The European version of a Haagen Daz Bar is the Magnum:
We were looking for our favorite version (the Magnum Double chocolate) but this 62% cocoa Ecuador dark was the closest thing we could find:
... It turned out not to be a compromise and that choco-monkey said Auf Wiedersehen.
|Monday, September 24, 2007
You would have to sign a waiver before entering due to exposed heating elements and heart health risks, but there would be two ideas that we would steal from this place. We like the idea of a pitcher of batter next to a waffle iron:
... but we would extend this to include a make-it-yourself option for the egg station. I mean, we all know exactly how we like our eggs done and whenever I get a buffet bespoke yolk I have to restrain myself from getting egg my face (and the rest of my body) by being too specific about what level of doneness I prefer.

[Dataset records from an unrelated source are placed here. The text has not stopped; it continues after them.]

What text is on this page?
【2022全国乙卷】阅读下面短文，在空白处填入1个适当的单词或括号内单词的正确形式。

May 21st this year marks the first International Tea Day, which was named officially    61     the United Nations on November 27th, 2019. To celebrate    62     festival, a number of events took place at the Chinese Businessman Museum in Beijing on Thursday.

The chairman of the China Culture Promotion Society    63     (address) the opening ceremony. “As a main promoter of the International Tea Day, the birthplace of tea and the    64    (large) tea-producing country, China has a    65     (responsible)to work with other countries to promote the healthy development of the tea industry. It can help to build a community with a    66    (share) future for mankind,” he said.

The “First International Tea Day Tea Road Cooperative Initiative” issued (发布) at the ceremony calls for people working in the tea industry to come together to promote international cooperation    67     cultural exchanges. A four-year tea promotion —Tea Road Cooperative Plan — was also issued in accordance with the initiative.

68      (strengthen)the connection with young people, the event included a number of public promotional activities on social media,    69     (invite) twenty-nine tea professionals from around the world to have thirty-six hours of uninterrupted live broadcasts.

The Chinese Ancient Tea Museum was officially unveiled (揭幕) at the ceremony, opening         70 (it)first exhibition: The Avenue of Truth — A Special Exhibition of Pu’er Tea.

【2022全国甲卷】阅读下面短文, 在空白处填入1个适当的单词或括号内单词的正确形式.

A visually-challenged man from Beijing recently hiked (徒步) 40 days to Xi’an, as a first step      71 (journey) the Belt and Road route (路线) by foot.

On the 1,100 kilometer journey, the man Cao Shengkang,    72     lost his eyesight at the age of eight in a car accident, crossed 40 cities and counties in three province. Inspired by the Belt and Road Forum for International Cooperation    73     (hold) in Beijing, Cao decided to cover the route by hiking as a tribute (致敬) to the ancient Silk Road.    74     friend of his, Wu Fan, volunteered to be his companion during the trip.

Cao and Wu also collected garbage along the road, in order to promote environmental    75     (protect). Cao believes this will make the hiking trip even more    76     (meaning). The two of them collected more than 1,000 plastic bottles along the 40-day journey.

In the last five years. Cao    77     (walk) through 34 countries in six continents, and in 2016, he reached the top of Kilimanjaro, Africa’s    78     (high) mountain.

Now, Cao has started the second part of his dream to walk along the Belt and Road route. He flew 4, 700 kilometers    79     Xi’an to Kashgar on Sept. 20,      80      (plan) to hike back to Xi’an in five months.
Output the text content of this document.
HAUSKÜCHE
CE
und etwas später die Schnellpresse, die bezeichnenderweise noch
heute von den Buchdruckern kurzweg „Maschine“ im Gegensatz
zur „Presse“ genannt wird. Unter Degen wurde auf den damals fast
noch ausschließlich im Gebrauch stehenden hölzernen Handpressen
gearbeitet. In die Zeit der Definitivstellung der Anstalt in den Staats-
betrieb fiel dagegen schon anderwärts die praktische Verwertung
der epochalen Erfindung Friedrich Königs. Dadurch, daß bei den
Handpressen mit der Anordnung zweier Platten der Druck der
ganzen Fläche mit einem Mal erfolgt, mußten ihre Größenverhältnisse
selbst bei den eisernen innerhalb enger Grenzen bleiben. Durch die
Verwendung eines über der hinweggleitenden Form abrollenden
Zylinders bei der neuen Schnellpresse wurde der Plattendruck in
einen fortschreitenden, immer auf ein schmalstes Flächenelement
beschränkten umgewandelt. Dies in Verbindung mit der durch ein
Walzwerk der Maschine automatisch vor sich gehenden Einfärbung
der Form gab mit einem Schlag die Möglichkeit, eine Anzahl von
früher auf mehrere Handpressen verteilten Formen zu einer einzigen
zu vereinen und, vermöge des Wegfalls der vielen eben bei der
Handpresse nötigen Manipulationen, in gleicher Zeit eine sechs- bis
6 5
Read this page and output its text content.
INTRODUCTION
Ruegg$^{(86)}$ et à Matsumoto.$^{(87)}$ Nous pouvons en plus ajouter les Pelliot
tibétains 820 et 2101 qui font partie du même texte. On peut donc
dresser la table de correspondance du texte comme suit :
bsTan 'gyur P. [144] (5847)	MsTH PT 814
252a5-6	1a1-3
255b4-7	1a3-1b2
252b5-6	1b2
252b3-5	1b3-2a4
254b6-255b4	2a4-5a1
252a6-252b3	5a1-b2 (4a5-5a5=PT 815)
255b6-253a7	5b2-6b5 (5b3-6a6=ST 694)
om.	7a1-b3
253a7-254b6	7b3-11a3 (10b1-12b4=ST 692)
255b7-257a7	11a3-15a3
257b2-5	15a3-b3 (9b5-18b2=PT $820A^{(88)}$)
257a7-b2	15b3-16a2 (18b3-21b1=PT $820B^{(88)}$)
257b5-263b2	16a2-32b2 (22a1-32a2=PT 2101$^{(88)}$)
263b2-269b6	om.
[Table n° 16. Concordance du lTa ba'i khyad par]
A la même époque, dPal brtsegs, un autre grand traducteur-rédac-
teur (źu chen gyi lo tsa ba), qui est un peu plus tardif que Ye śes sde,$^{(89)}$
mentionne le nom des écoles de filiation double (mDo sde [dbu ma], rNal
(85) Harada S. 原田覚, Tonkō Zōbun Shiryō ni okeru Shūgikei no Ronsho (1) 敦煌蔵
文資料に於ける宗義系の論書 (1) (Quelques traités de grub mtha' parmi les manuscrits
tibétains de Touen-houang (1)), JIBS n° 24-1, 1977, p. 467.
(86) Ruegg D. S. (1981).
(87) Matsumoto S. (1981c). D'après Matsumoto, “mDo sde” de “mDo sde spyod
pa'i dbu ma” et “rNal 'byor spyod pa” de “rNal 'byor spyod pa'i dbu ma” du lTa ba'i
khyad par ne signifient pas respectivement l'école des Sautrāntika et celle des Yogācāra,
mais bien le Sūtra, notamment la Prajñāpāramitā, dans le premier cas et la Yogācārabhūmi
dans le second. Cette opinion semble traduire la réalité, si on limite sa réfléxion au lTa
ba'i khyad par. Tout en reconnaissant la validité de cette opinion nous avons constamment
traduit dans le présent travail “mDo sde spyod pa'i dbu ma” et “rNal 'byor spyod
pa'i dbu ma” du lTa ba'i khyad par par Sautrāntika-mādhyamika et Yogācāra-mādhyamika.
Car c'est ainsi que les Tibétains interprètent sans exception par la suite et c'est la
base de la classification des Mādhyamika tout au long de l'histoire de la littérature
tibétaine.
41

They also had a squeeze it yourself orange juice station but it really should have a sink nearby for hand washing purposes.
Smoked fish, meats, cheeses and chubs:
... are always fine by me, but I get upset when I see insane people load up piles of food and leave most of it uneaten on their plates. I mean the whole point of a buffet is that it is customizable. If you figure out what you like, just go back and get more right? But the one reoccurring gluttonous sight that gives me a chuckle are little boys with dinner plates piled high with bacon -just bacon. I consider it Lord of the Flies - breakfast edition.
A hotel buffet is always more exciting in its promise than its delivery, but it does fulfill those primal hunter-gatherer urges which trump all sensible culinary considerations.